The May report shows a relatively healthier U.S. labor market than many were expecting. While prices have surged since the conflict with Iran began at the end of February and consumer sentiment plunged subsequently, it has had less of an effect on the demand for workers despite some high-profile job-cut announcements from tech highfliers Uber Technologies, Microsoft Corp. and Meta. Speaking of confidence, the Conference Board’s gauge rose 0.6 points to 91.2 in June after a downward revision to the prior month. Nevertheless, that figure still failed to match the median estimate of 94.4 predicted in a Bloomberg survey of economists, and a metric of perceptions about the job market fell to the lowest level in more than five years. Cheaper gas prices are helping reduce some consumer anxiety, but job opportunities remain depressed in what has become a “low hire, low fire” economy emphasized by former Fed Chairman Jerome Powell. Intentions to buy a car, a home or a big-ticket item all rose in June, suggesting either consumers are feeling a wealth effect from record equity market gains or they are deluding themselves given the constrained hiring environment.
This morning, the Labor Department released its monthly nonfarm payroll data which showed job growth rose 57,000 in June after a downward revision to the prior two months. The estimate in a Bloomberg survey of economists called for job growth of 113,000. The revision of both April and May resulted in a decline of 74,000 jobs versus the prior released figures. The unemployment rate fell to 4.2% from 4.3% primarily due to a contraction in the labor force participation rate. The decline was concentrated in the biggest decline in leisure and hospitality payrolls since 2020 and might be why we saw such a big jump in vacancies in that area from the JOLTS report. The retail and information sectors also lost jobs, while healthcare and social assistance reported gains. The AI boom has led to growth in the manufacturing and construction payroll figures. What was concerning, however, was that the participation rate—which measures the share of the population working or looking for work—fell to 61.5%, the lowest level in more than five years and below the 61.8% in the prior reporting period. This could be explained by older generations reaching retirement age or by frustrated job seekers throwing in the towel.

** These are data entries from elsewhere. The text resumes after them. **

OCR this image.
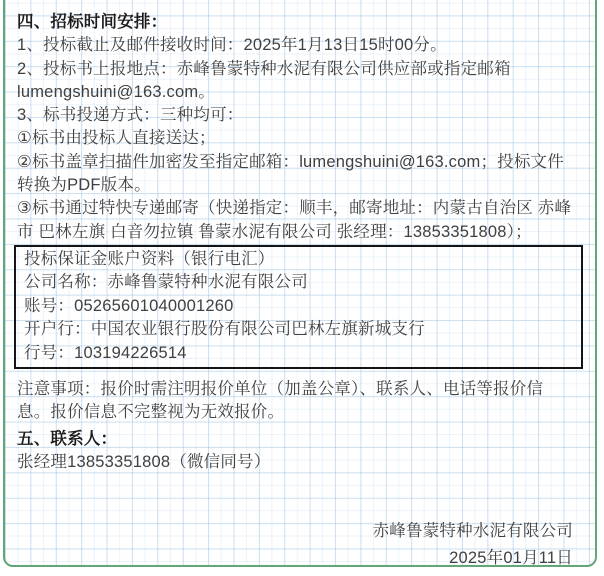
四、招标时间安排：
1、投标截止及邮件接收时间：2025年1月13日15时00分。
2、投标书上报地点：赤峰鲁蒙特种水泥有限公司供应部或指定邮箱
lumengshuini@163.com。
3、标书投递方式：三种均可：
①标书由投标人直接送达；
②标书盖章扫描件加密发至指定邮箱：lumengshuini@163.com；投标文件
转换为PDF版本。
③标书通过特快专递邮寄（快递指定：顺丰，邮寄地址：内蒙古自治区 赤峰
市 巴林左旗 白音勿拉镇 鲁蒙水泥有限公司 张经理：13853351808）；
投标保证金账户资料（银行电汇）
公司名称：赤峰鲁蒙特种水泥有限公司
账号：05265601040001260
开户行：中国农业银行股份有限公司巴林左旗新城支行
行号：103194226514
注意事项：报价时需注明报价单位（加盖公章）、联系人、电话等报价信
息。报价信息不完整视为无效报价。
五、联系人：
张经理13853351808（微信同号）
赤峰鲁蒙特种水泥有限公司
2025年01月11日
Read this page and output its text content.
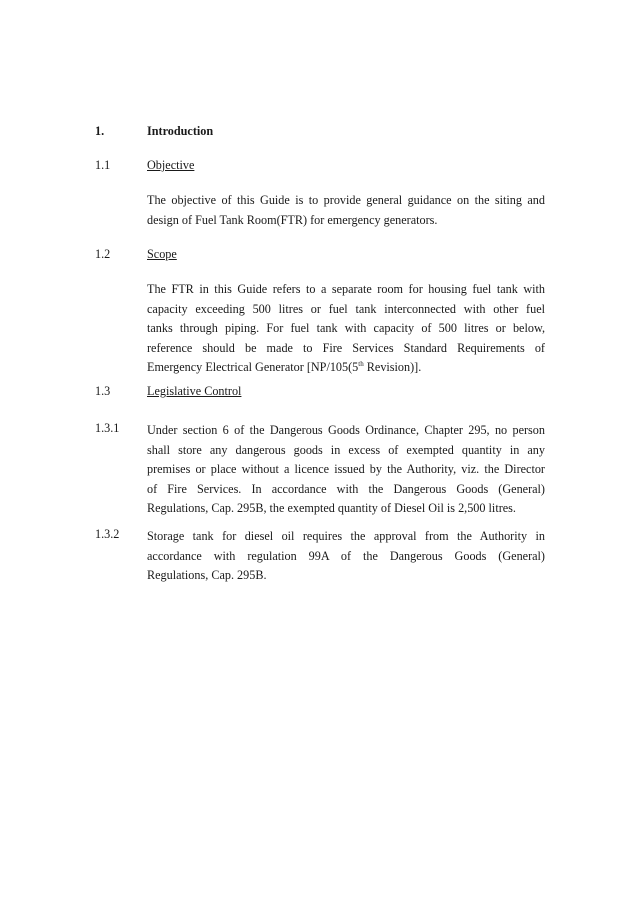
1.	Introduction
1.1	Objective
The objective of this Guide is to provide general guidance on the siting and
design of Fuel Tank Room(FTR) for emergency generators.
1.2	Scope
The FTR in this Guide refers to a separate room for housing fuel tank with
capacity exceeding 500 litres or fuel tank interconnected with other fuel
tanks through piping. For fuel tank with capacity of 500 litres or below,
reference should be made to Fire Services Standard Requirements of
Emergency Electrical Generator [NP/105(5th Revision)].
1.3	Legislative Control
1.3.1 Under section 6 of the Dangerous Goods Ordinance, Chapter 295, no person
shall store any dangerous goods in excess of exempted quantity in any
premises or place without a licence issued by the Authority, viz. the Director
of Fire Services. In accordance with the Dangerous Goods (General)
Regulations, Cap. 295B, the exempted quantity of Diesel Oil is 2,500 litres.
1.3.2 Storage tank for diesel oil requires the approval from the Authority in
accordance with regulation 99A of the Dangerous Goods (General)
Regulations, Cap. 295B.
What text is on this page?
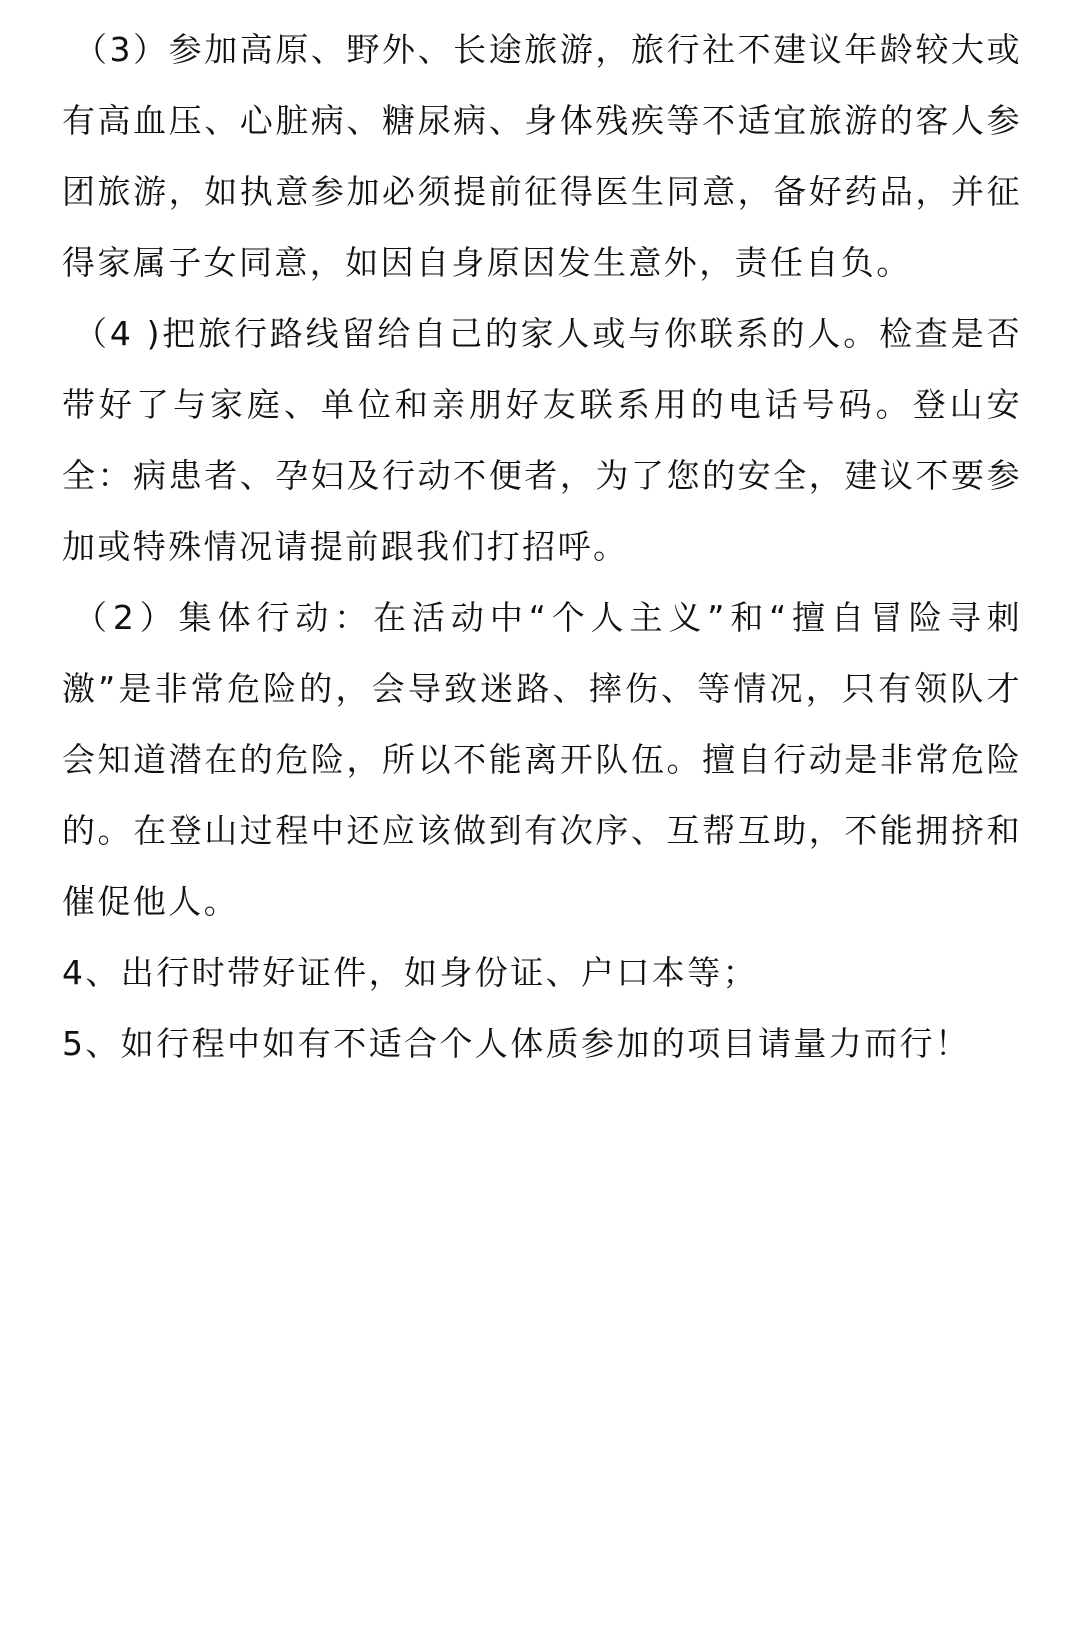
（3）参加高原、野外、长途旅游，旅行社不建议年龄较大或有高血压、心脏病、糖尿病、身体残疾等不适宜旅游的客人参团旅游，如执意参加必须提前征得医生同意，备好药品，并征得家属子女同意，如因自身原因发生意外，责任自负。

（4 )把旅行路线留给自己的家人或与你联系的人。检查是否带好了与家庭、单位和亲朋好友联系用的电话号码。登山安全：病患者、孕妇及行动不便者，为了您的安全，建议不要参加或特殊情况请提前跟我们打招呼。

（2）集体行动：在活动中“个人主义”和“擅自冒险寻刺激”是非常危险的，会导致迷路、摔伤、等情况，只有领队才会知道潜在的危险，所以不能离开队伍。擅自行动是非常危险的。在登山过程中还应该做到有次序、互帮互助，不能拥挤和催促他人。

4、出行时带好证件，如身份证、户口本等；

5、如行程中如有不适合个人体质参加的项目请量力而行！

While average monthly growth in payrolls in 2026 has surpassed 2025, the trend has been declining since March. “The jobs data’s been moving in a good direction,” Kevin Warsh said last month at his first news conference as Fed chair, after officials held interest rates steady. Initial jobless claims, a timelier weekly indicator, came in a little below expectations at 215,000 in the week ended June 27, which was even with the week prior. In the comparable week from 2025, the initial claims figure was 231,000. This suggests that while AI-driven restructuring is becoming more visible in the tech economy (accounting for nearly a third of all cuts announced this year according to data from labor expert Challenger, Gray & Christmas), its impact has not spilled over to have a broader labor-market influence. At least not yet. With average hourly earnings increasing at 0.3%, the 3.5% annual pace is barely keeping pace with inflation, putting pressure on the administration ahead of upcoming midterm elections. The Fed’s next scheduled meeting is July 29, which provides another opportunity for the Board to make its mark upon monetary policy if they so choose.